A letter which must have been on its route to you at the time of writing yours of the 8th.1 will have signified that it would be sufficient to take the oaths necessary to qualify you for the office in the manner you propose, before a Judge of the United States. No allowance can be made for the establishment of a Printer, and if without it none can be induced to settle in the Territory, the printing which may be necessary, may be done in some other part of the Union, as was lately the case with respect to the Indiana Ty. As an inducement beyound the other calculations of a printer whom you may approve, he may be engaged to print in the Newspapers the laws of the U: States under the authority of this Department, amounting generally from 50 to 100 dollars pr. annum.

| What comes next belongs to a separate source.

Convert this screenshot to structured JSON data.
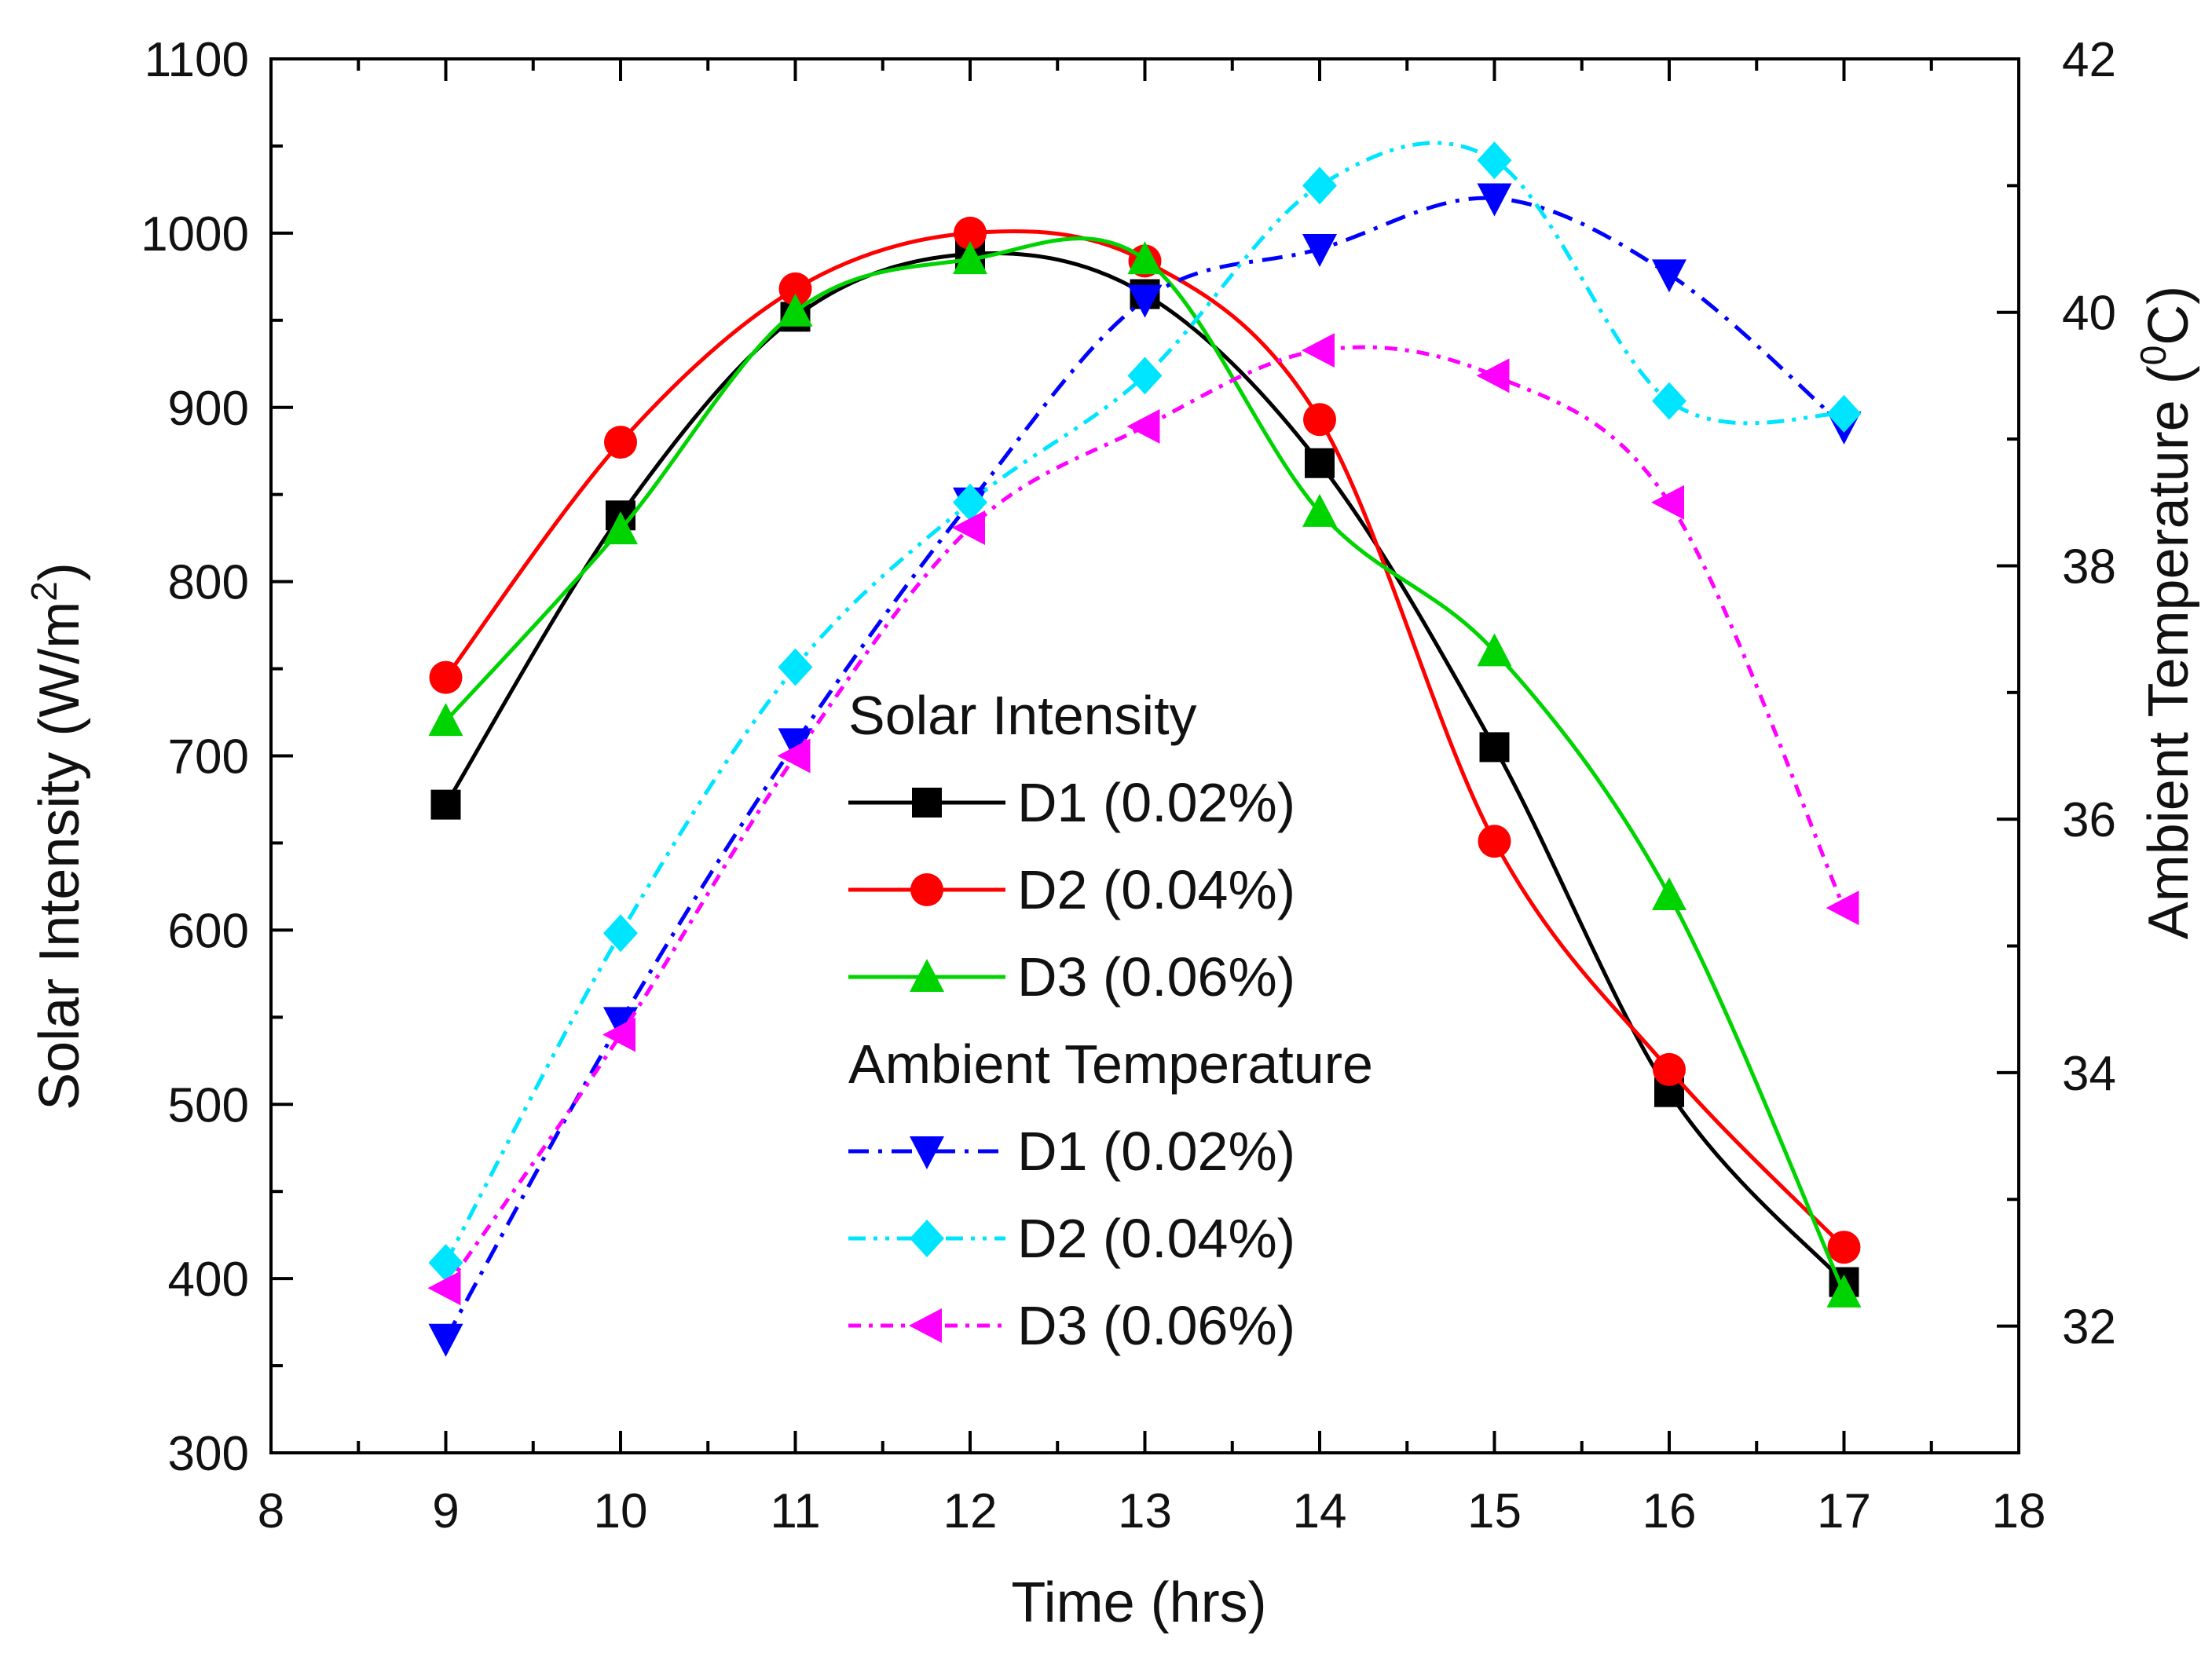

A collection of laws will be forwarded from New York, as soon as they can be braught together. I am &c.2

James Madison.

Letterbook copy (DNA: RG 59, DL, vol. 14).

1Letter not found.

2On 30 May 1805 JM wrote Hull: “I have received your letter of the 27th. instant [not found]. The answer to your former must have reached you before now. The oath of office may be taken before any State officer authorized to administer oaths. A copy of the laws of the United States, except those of the last Session, have been forwarded to the Collector of the Customs at New york for you. In these you will find the ordinance for the Government of the N. W. Territory. A copy of the laws of the last session will follow in a day or two. The subject of the fee in lands as a qualification has been answered in my last, to which there is nothing that I can add” (DNA: RG 59, DL, vol. 14; 1 p.).